The model for Violence-Free Zones was developed by the Center for Neighborhood Enterprise and is based on the principle that lack of parental involvement and guidance is at the root of violence among youth in these high-risk communities.

Participating cities include Washington, D.C., Hartford, Indianapolis, Los Angeles, Dallas, Houston, Milwaukee, Richmond (Virginia) and others.

The model has also been adopted as a strategy to prevent HIV/AIDS transmission in schools.

==Program components==
Each Violence-Free Zone engages youth-oriented organizations in the area to become "Community Partners." These organizations must have the trust and confidence of local youth. Key to the program are Youth Advisors, young adults from the neighborhood who have overcome similar obstacles and have the respect of students.
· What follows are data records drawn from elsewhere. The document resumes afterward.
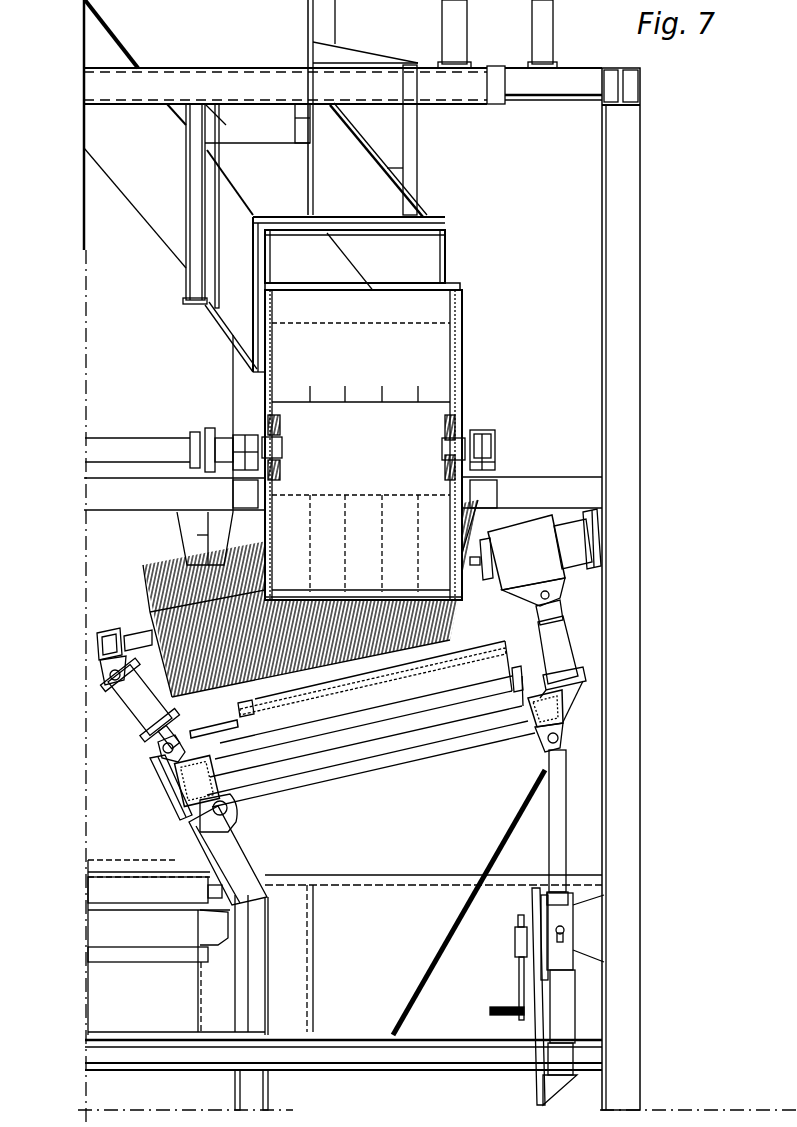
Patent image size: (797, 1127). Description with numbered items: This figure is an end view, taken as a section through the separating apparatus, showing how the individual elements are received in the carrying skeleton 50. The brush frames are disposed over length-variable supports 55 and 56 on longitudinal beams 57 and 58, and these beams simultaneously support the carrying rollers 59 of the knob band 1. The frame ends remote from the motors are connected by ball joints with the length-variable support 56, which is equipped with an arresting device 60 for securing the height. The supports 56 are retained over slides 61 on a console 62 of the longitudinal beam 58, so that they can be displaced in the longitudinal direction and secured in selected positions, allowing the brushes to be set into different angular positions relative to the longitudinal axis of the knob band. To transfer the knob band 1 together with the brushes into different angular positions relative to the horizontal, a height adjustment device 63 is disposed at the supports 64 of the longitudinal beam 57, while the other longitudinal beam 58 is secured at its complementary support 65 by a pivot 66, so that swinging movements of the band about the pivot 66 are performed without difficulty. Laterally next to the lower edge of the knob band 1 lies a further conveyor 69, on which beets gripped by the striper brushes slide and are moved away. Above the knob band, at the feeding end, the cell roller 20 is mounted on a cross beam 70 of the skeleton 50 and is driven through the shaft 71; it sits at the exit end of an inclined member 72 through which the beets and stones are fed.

The knob band 1 is at (292, 697).
The cell roller 20 is at (455, 385).
The carrying skeleton 50 is at (630, 383).
The length-variable support 55 is at (553, 655).
The length-variable support 56 is at (152, 730).
The longitudinal beam 57 is at (557, 712).
The longitudinal beam 58 is at (205, 788).
The carrying rollers 59 is at (380, 710).
The arresting device 60 is at (130, 712).
The slides 61 is at (179, 748).
The console 62 is at (172, 790).
The height adjustment device 63 is at (517, 930).
The supports 64 is at (555, 850).
The complementary support 65 is at (245, 880).
The pivot 66 is at (227, 813).
The conveyor 69 is at (130, 850).
The cross beam 70 is at (537, 492).
The shaft 71 is at (160, 447).
The member 72 is at (455, 257).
The Advisors work in the schools, coaching and mediating, and serve as mentors to the most troubled students. Community Partners and the school work together to provide guidance, social development, job readiness programs. Training, oversight, and technical assistance for the program administrators is provided by the Center for Neighborhood Enterprise.

==Results==
The initiative has been found to have measurable success in each targeted metric, from school absences and incidents to police arrests. Independent evaluations, including a study by Baylor University, have shown declines in each zone from 4% to 61%.